Israeli and Jordanian air force planes spotted flying together

The fleet was on the way to attend Red Flag, a military exercise at Nellis Air Force base in Nevada. The Jerusalem Post reported that for the US Air Force, Red Flag is the “premier air-to-air combat training exercise [that]…often includes both US and allied nations’ combat air forces.”


This undertaking could be another sign that indicates that Jerusalem and Amman have decided to step up their military and defense cooperation.


On July 23rd, Israel has gave retired US-supplied Cobra combat helicopters to Jordan to help the Hashemite Kingdom fend off insurgent threats on the Syrian and Iraqi borders, a US official with knowledge of the deal said.


The handover, initiated last year, was approved by Washington, which provided mechanical overhauls for the aircraft before they were incorporated free of charge in Jordan’s existing Cobra fleet, the official said.

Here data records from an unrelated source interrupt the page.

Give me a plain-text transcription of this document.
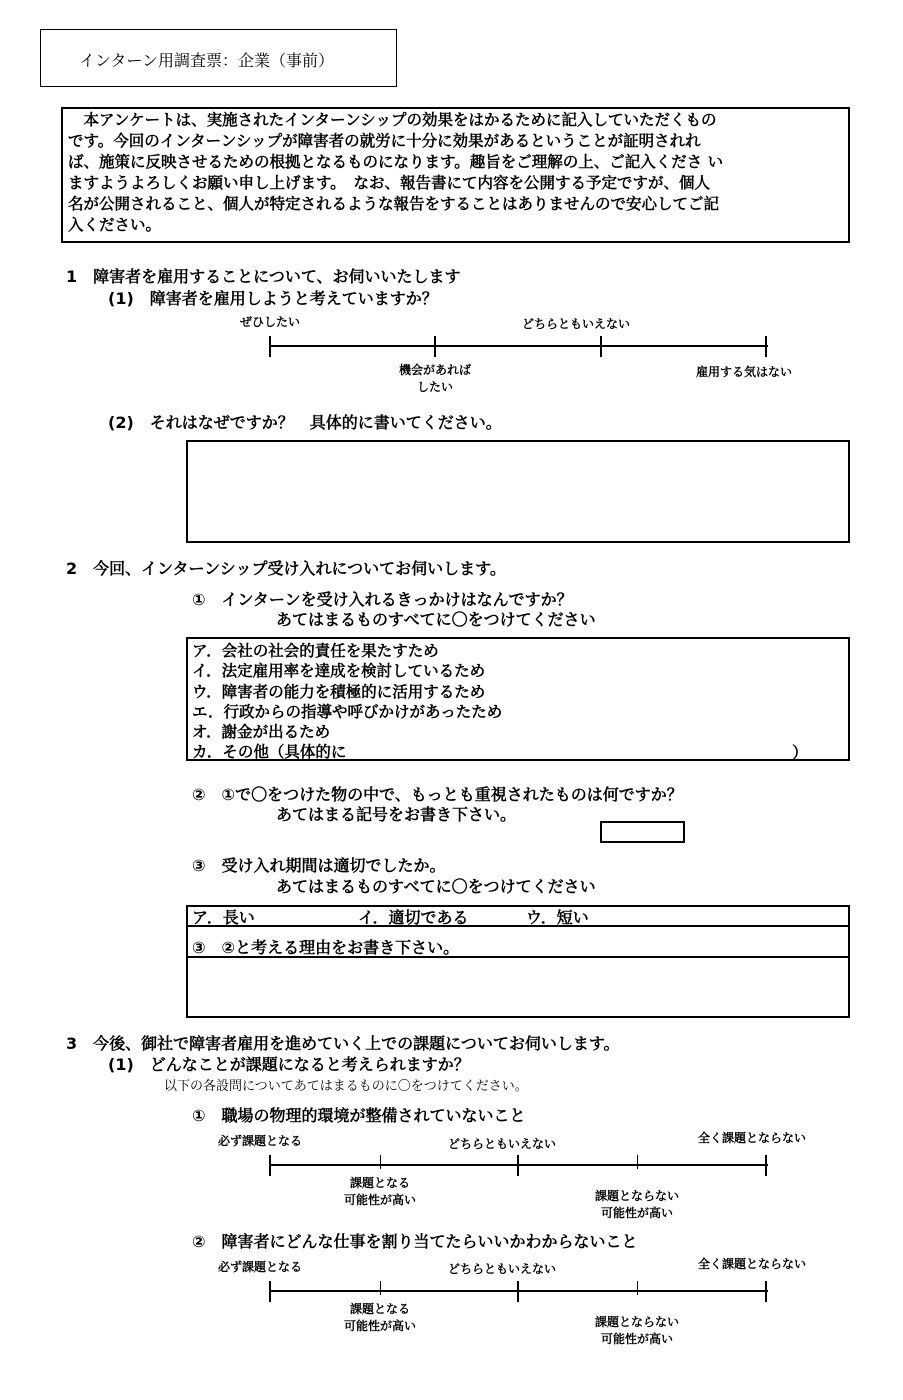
インターン用調査票：企業（事前）
　本アンケートは、実施されたインターンシップの効果をはかるために記入していただくもの
です。今回のインターンシップが障害者の就労に十分に効果があるということが証明されれ
ば、施策に反映させるための根拠となるものになります。趣旨をご理解の上、ご記入くださ い
ますようよろしくお願い申し上げます。　なお、報告書にて内容を公開する予定ですが、個人
名が公開されること、個人が特定されるような報告をすることはありませんので安心してご記
入ください。
1　障害者を雇用することについて、お伺いいたします
(1)　障害者を雇用しようと考えていますか？
ぜひしたい	どちらともいえない
機会があれば
したい
雇用する気はない
(2)　それはなぜですか？　具体的に書いてください。
2　今回、インターンシップ受け入れについてお伺いします。
①　インターンを受け入れるきっかけはなんですか？
あてはまるものすべてに〇をつけてください
ア．会社の社会的責任を果たすため
イ．法定雇用率を達成を検討しているため
ウ．障害者の能力を積極的に活用するため
エ．行政からの指導や呼びかけがあったため
オ．謝金が出るため
カ．その他（具体的に	）
②　①で〇をつけた物の中で、もっとも重視されたものは何ですか？
あてはまる記号をお書き下さい。
③　受け入れ期間は適切でしたか。
あてはまるものすべてに〇をつけてください
ア．長い	イ．適切である	ウ．短い
③　②と考える理由をお書き下さい。
3　今後、御社で障害者雇用を進めていく上での課題についてお伺いします。
(1)　どんなことが課題になると考えられますか？
以下の各設問についてあてはまるものに〇をつけてください。
①　職場の物理的環境が整備されていないこと
必ず課題となる	どちらともいえない	全く課題とならない
課題となる
可能性が高い	課題とならない
可能性が高い
②　障害者にどんな仕事を割り当てたらいいかわからないこと
必ず課題となる	どちらともいえない	全く課題とならない
課題となる
可能性が高い	課題とならない
可能性が高い
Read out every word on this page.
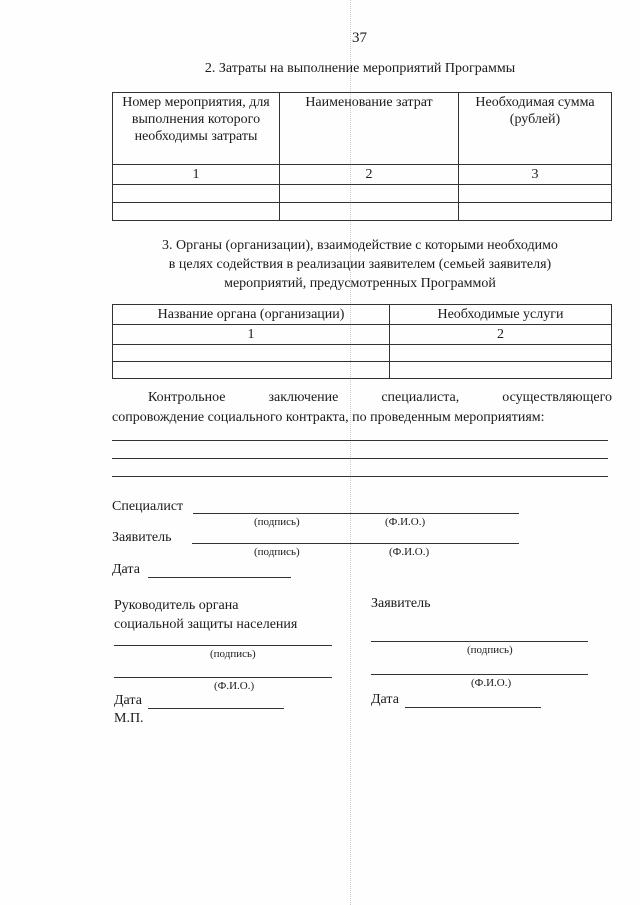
37
2. Затраты на выполнение мероприятий Программы
Номер мероприятия, для выполнения которого необходимы затраты	Наименование затрат	Необходимая сумма (рублей)
1	2	3

3. Органы (организации), взаимодействие с которыми необходимо
в целях содействия в реализации заявителем (семьей заявителя)
мероприятий, предусмотренных Программой
Название органа (организации)	Необходимые услуги
1	2

Контрольное	заключение	специалиста,	осуществляющего
сопровождение социального контракта, по проведенным мероприятиям:
Специалист
(подпись)	(Ф.И.О.)
Заявитель
(подпись)	(Ф.И.О.)
Дата
Руководитель органа
социальной защиты населения
(подпись)
(Ф.И.О.)
Дата
М.П.
Заявитель
(подпись)
(Ф.И.О.)
Дата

“These choppers are for border security,” the official, who requested anonymity due to the sensitivity of the issue, told Reuters.

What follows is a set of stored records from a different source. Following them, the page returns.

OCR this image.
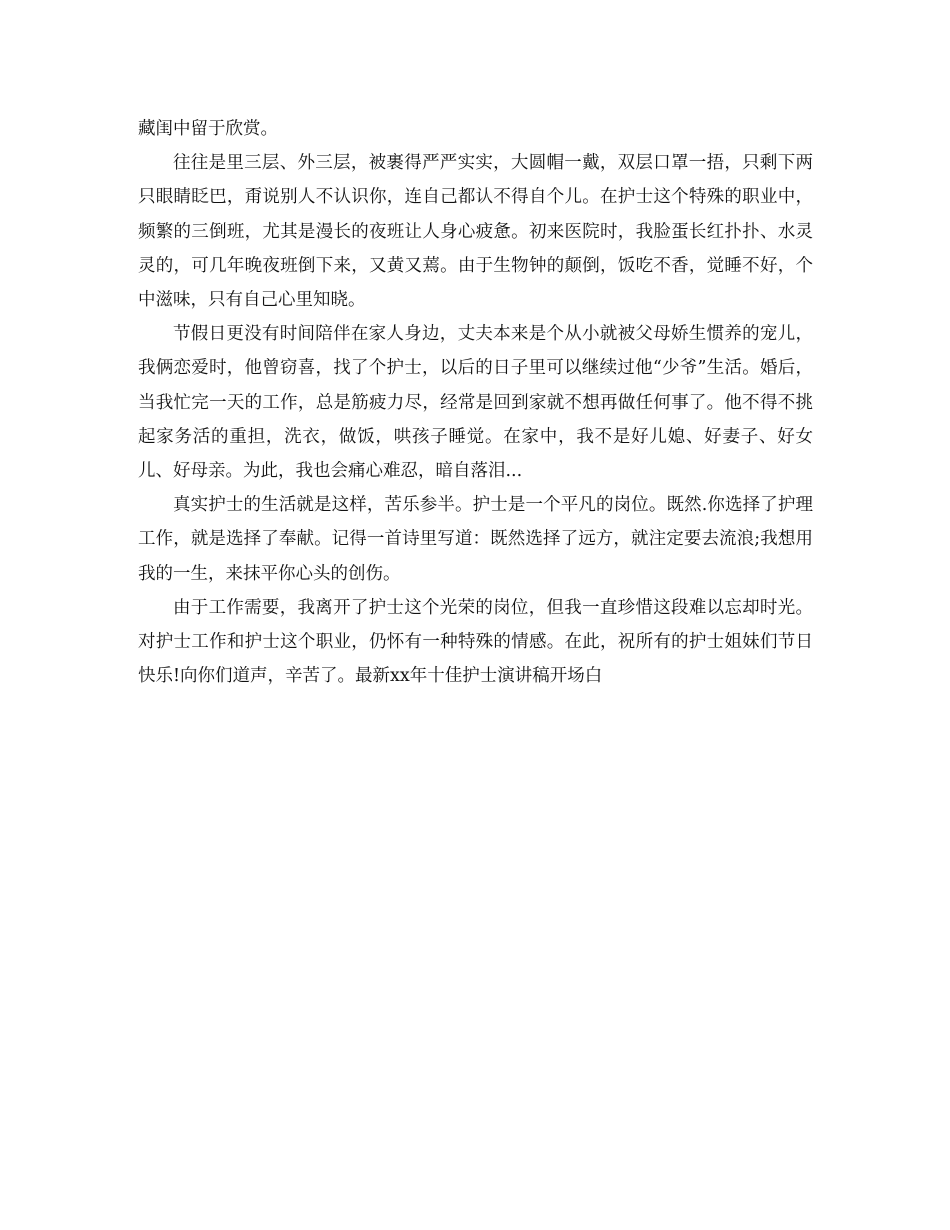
藏闺中留于欣赏。

往往是里三层、外三层，被裹得严严实实，大圆帽一戴，双层口罩一捂，只剩下两只眼睛眨巴，甭说别人不认识你，连自己都认不得自个儿。在护士这个特殊的职业中，频繁的三倒班，尤其是漫长的夜班让人身心疲惫。初来医院时，我脸蛋长红扑扑、水灵灵的，可几年晚夜班倒下来，又黄又蔫。由于生物钟的颠倒，饭吃不香，觉睡不好，个中滋味，只有自己心里知晓。

节假日更没有时间陪伴在家人身边，丈夫本来是个从小就被父母娇生惯养的宠儿，我俩恋爱时，他曾窃喜，找了个护士，以后的日子里可以继续过他“少爷”生活。婚后，当我忙完一天的工作，总是筋疲力尽，经常是回到家就不想再做任何事了。他不得不挑起家务活的重担，洗衣，做饭，哄孩子睡觉。在家中，我不是好儿媳、好妻子、好女儿、好母亲。为此，我也会痛心难忍，暗自落泪...

真实护士的生活就是这样，苦乐参半。护士是一个平凡的岗位。既然.你选择了护理工作，就是选择了奉献。记得一首诗里写道：既然选择了远方，就注定要去流浪;我想用我的一生，来抹平你心头的创伤。

由于工作需要，我离开了护士这个光荣的岗位，但我一直珍惜这段难以忘却时光。对护士工作和护士这个职业，仍怀有一种特殊的情感。在此，祝所有的护士姐妹们节日快乐!向你们道声，辛苦了。最新xx年十佳护士演讲稿开场白
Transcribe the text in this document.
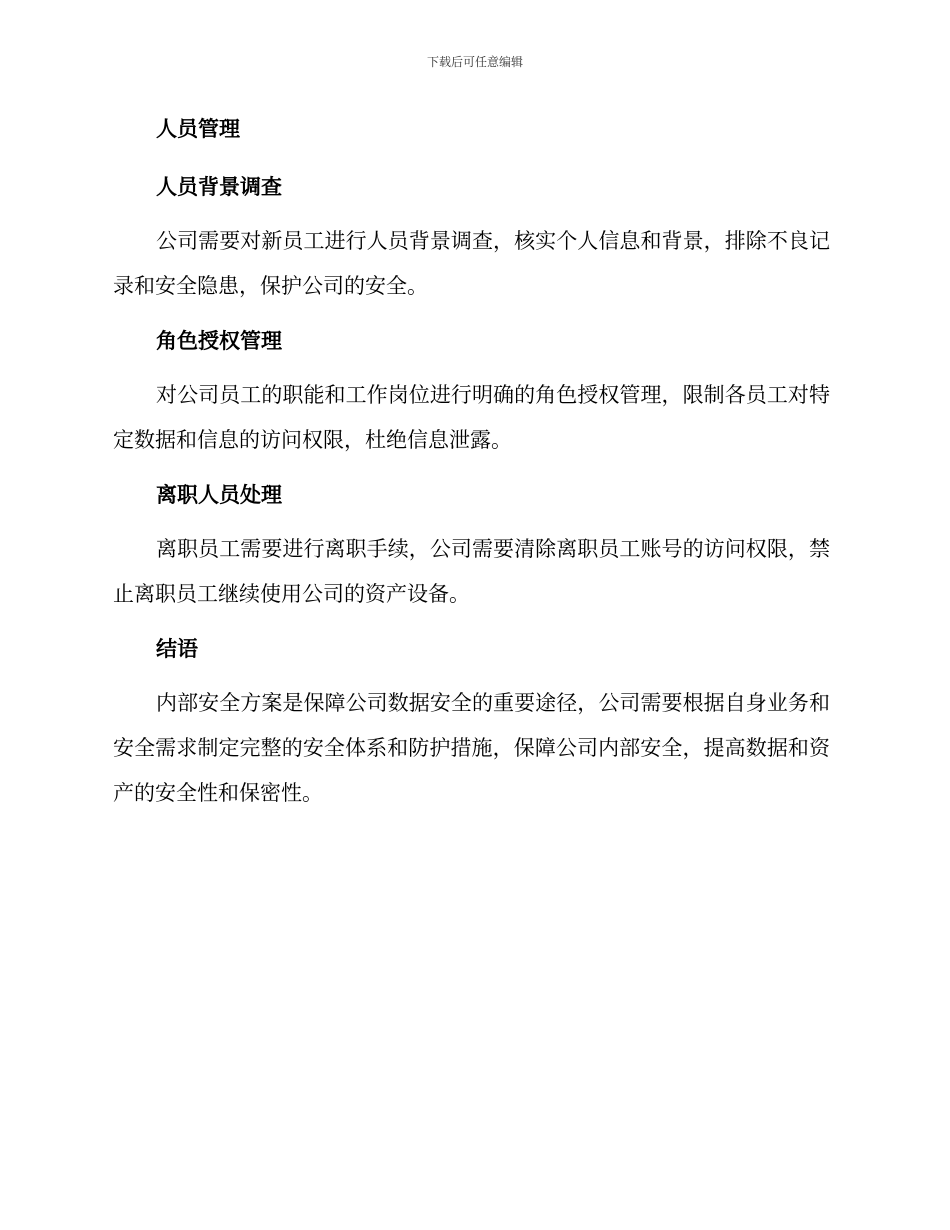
下载后可任意编辑
人员管理
人员背景调查

公司需要对新员工进行人员背景调查，核实个人信息和背景，排除不良记录和安全隐患，保护公司的安全。

角色授权管理

对公司员工的职能和工作岗位进行明确的角色授权管理，限制各员工对特定数据和信息的访问权限，杜绝信息泄露。

离职人员处理

离职员工需要进行离职手续，公司需要清除离职员工账号的访问权限，禁止离职员工继续使用公司的资产设备。

结语

内部安全方案是保障公司数据安全的重要途径，公司需要根据自身业务和安全需求制定完整的安全体系和防护措施，保障公司内部安全，提高数据和资产的安全性和保密性。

Asked how many Cobras were transferred, the official said: “Around 16, though some may have been used by the Jordanians for spare parts” rather than kept intact.

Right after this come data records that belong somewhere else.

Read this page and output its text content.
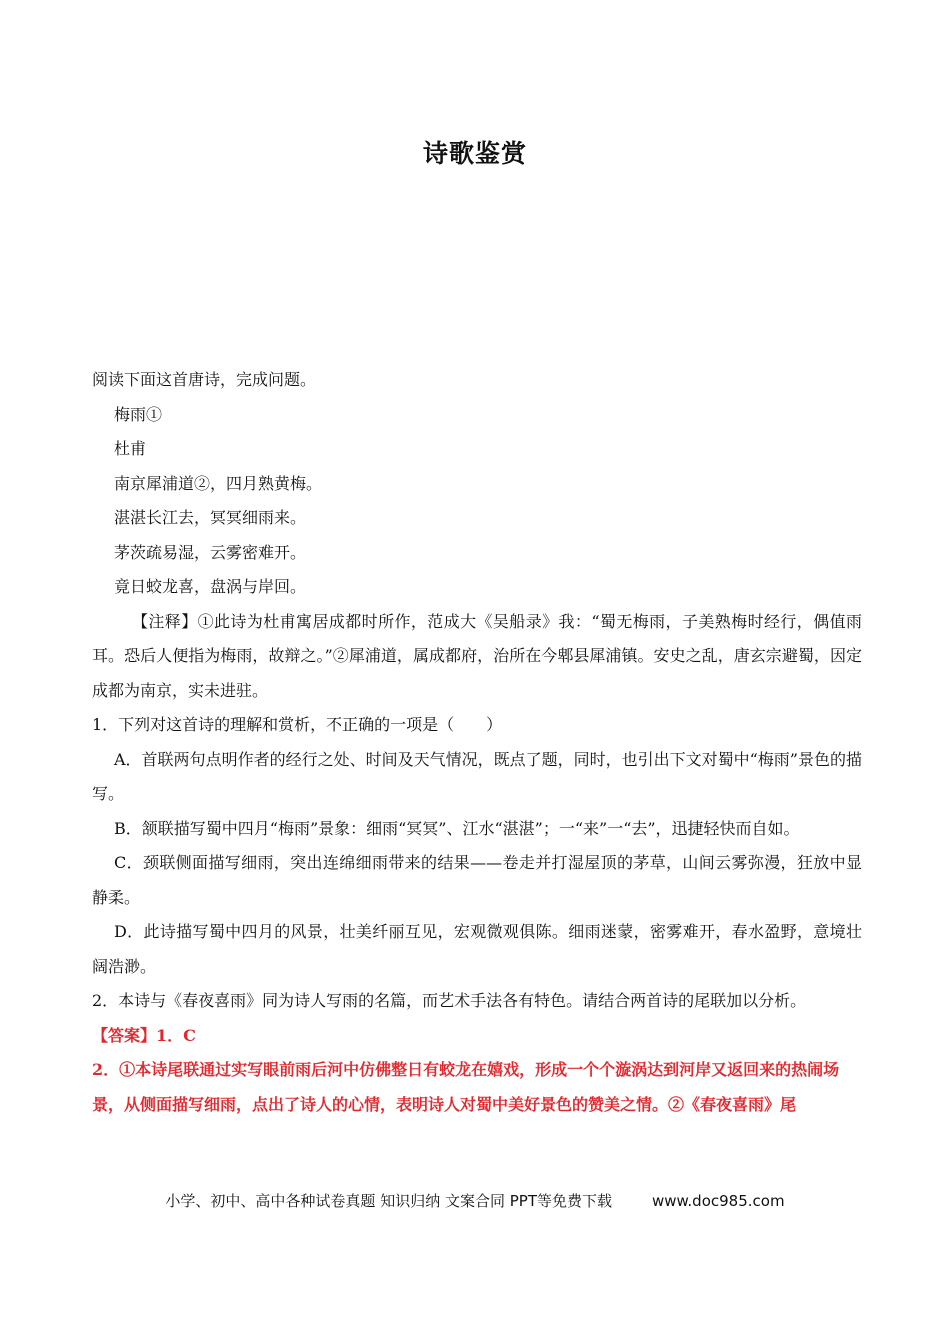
诗歌鉴赏

阅读下面这首唐诗，完成问题。

梅雨①

杜甫

南京犀浦道②，四月熟黄梅。

湛湛长江去，冥冥细雨来。

茅茨疏易湿，云雾密难开。

竟日蛟龙喜，盘涡与岸回。

【注释】①此诗为杜甫寓居成都时所作，范成大《吴船录》我：“蜀无梅雨，子美熟梅时经行，偶值雨耳。恐后人便指为梅雨，故辩之。”②犀浦道，属成都府，治所在今郫县犀浦镇。安史之乱，唐玄宗避蜀，因定成都为南京，实未进驻。

1．下列对这首诗的理解和赏析，不正确的一项是（　　）

A．首联两句点明作者的经行之处、时间及天气情况，既点了题，同时，也引出下文对蜀中“梅雨”景色的描写。

B．颔联描写蜀中四月“梅雨”景象：细雨“冥冥”、江水“湛湛”；一“来”一“去”，迅捷轻快而自如。

C．颈联侧面描写细雨，突出连绵细雨带来的结果——卷走并打湿屋顶的茅草，山间云雾弥漫，狂放中显静柔。

D．此诗描写蜀中四月的风景，壮美纤丽互见，宏观微观俱陈。细雨迷蒙，密雾难开，春水盈野，意境壮阔浩渺。

2．本诗与《春夜喜雨》同为诗人写雨的名篇，而艺术手法各有特色。请结合两首诗的尾联加以分析。

【答案】1．C

2．①本诗尾联通过实写眼前雨后河中仿佛整日有蛟龙在嬉戏，形成一个个漩涡达到河岸又返回来的热闹场景，从侧面描写细雨，点出了诗人的心情，表明诗人对蜀中美好景色的赞美之情。②《春夜喜雨》尾

小学、初中、高中各种试卷真题 知识归纳 文案合同 PPT等免费下载	www.doc985.com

Jordanian and Israeli officials declined comment, as did the Pentagon.


Originally, Israel had two Cobra squadrons – each consisting of about 30 of the aircraft, which are designed to back ground troops with aerial surveillance as well as machine gun and rocket fire, and to be nimble enough to elude surface-to-air missiles.


One of the squadrons was disbanded in the mid-2000s and the other in 2013, with Israel’s air force preferring the more powerful, US-supplied Apache helicopters also in its fleet and an expanded role for its thrifty and versatile pilotless drones.